Latest on the gas talks:
The European Union says it hopes for a “positive outcome” at talks in Brussels on March 2 between the Russian and Ukrainian energy ministers over a gas dispute that is threatening deliveries to western Europe.
Aleksei Miller, head of Russia’s state-controlled Gazprom, was not attending.
Gazprom threatened last week to cut deliveries to Ukraine over what it says is a lack of payments.
It also has begun shipping supplies directly to Russian-backed separatists in eastern Ukraine.
Russia says Kyiv must pay for shipments to separatists.
But Ukraine’s state-run Naftogaz says it won’t pay for shipments it does not receive.
Russian Energy Minister Aleksandr Novak says a $15 million payment made last week by Naftogaz will only cover Gazprom’s deliveries to Ukraine for another week.
The EU receives a third of its natural gas from Russia, with about half of that shipped through pipelines in Ukraine.
Barring any major developments, that ends the live blogging for today.
The OSCE has been urged to take a larger role in the Ukraine conflict:
The leaders of Russia, Germany and France have agreed to ask the Organization for Security and Cooperation in Europe (OSCE) to help with the implementation of the latest cease-fire agreement in eastern Ukraine.
Russian President Vladimir Putin, Ukraine President Petro Poroshenko, German Chancellor Angela Merkel, and French President Francois Hollande spoke by phone on March 2.
According to a German government spokesman, they agreed that the OSCE should play a greater role as observers of the second Minsk cease-fire agreement and the removal of heavy weapons.
They sent a request to the OSCE to publish a daily report on the current developments.
Earlier, U.S. Secretary of State John Kerry told Russian Foreign Minister Sergei Lavrov that Moscow and pro-Russian separatists in Ukraine must implement the cease-fire or face "consequences" that could further hit Russia's faltering economy. (AFP and Reuters)
Moscow is focusing its Nemtsov investigation on Ukraine links:
A pro-Kremlin newspaper reported on March 3 that investigators are "focusing on" on the possibility that Russian opposition politician Boris Nemtsov's killing was connected to the conflict in Ukraine.
Without citing specific sources, the daily Izvestia said investigators "are not ruling out that Nemtsov was killed on the orders of the Ukrainian special services."
It reported that that "the organizers of the crime could have been Chechen militants" it said have fought alongside government forces against Russian-backed separatists in the war in eastern Ukraine.
It quoted an unnamed law enforcement source as claiming the organizers were ethnic Chechen Adam Osmayev and his wife, Amina Okuyeva.
Osmayev was arrested in Ukraine in 2012, at Moscow's behest, on suspicion of plotting to kill Russian President Vladimir Putin, but was released in November 2014.
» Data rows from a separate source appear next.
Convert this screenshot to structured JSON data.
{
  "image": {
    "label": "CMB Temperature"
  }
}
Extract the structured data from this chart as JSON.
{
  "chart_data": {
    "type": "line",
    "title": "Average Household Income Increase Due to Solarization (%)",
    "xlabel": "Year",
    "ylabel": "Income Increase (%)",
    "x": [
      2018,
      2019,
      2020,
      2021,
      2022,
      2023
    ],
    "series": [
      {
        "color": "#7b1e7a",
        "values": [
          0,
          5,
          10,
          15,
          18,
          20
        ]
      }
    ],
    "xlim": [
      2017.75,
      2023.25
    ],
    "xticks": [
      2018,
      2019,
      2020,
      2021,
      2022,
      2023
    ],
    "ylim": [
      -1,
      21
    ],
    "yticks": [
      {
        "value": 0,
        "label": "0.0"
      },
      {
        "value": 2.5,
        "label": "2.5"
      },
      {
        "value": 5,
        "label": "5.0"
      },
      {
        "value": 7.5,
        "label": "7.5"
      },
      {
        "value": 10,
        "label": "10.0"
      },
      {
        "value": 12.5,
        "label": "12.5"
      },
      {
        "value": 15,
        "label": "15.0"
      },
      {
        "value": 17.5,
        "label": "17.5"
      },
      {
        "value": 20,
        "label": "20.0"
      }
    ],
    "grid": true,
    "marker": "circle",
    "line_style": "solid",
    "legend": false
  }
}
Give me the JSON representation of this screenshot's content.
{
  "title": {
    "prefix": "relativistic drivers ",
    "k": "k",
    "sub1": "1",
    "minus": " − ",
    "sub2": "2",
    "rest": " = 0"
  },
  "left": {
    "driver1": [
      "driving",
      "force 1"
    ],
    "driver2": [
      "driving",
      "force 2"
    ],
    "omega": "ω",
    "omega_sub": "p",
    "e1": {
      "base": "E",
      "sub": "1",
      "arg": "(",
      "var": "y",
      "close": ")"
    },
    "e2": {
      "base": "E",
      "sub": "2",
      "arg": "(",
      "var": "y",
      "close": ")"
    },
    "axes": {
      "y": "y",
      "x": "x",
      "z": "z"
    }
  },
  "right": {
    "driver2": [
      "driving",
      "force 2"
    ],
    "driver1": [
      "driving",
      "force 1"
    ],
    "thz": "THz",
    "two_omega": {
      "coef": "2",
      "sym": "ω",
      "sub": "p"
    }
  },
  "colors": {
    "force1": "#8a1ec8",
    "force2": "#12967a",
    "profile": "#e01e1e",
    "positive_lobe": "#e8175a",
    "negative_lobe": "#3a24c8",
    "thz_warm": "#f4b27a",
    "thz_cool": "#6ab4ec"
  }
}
Federal investigators have said a link to the Ukraine conflict is one of several lines of investigation they are pursuing, but they have not commented on the Izvestia report.
The report in Izvestia -- which has become a platform for anti-Western views -- was part of a growing number of Russian statements and Kremlin-allied media reports suggesting the West or Ukraine could have had Nemtsov killed.